If you’ve applied for any type of loans – student, mortgage, car or credit cards – you understand the nerve-racking feeling waiting for a decision.
You play back all the numbers in your head, slapping yourself over bone headed decisions you made in your younger years, hoping it was so long ago the loan officer would look pass it.
And then, you receive a phone call, email or letter saying, “I’m sorry but you were denied…” Feeling dejected, you slump in your chair and think, “What do I do now?”
I know the feeling, and after receiving one too many rejection letters, I began to ask, “Why am I getting rejected?
I had too much debt to income
I’ve had a knack for understanding financing, might be why I’m in the budget world as a full-time analyst. The major thing I tied to rejection letters was my high debt-to-income or what’s commonly known as Debt Ratios.
To calculate debt-to-income, divide the total amount of monthly debt payments by gross income. Most lenders like a ratio of 38-42%. I was exceeding 55%.
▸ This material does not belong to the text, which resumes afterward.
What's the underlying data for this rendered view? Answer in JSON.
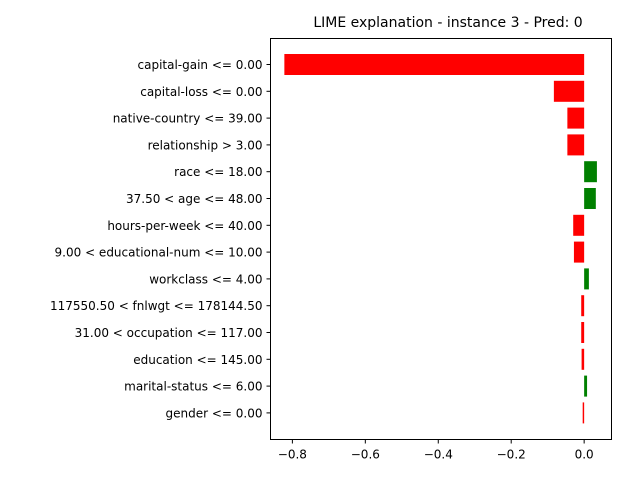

Credit card balances were nearly maxed out
I applied for credit cards usually to drop my interest rate and most times, the balance was close to maxed out.
This wasn’t good because high credit card or installment loan balances mean I’m drowning in debt, which tells lenders, I have no room for financial error.
I put myself in the bank’s shoes, would I lend money to someone who’s financially strapped and one decision away from financial insolvency? Nope!
My credit history was fairly new
I felt the “Credit history is relatively new or short” was a blanket statement credit bureaus put on every rejection letter.
It boggled my mind when reading that statement because I had 35+ open and closed accounts showing up on my credit report. Out of those, only 5 or 6 had open balances.
Receiving a rejection letter for a credit card or installment loan is the pits. Hopefully, these steps can save others from the nerve-racking feeling of not being “good enough.” At least that’s how I felt when a letter showed up in my mailbox.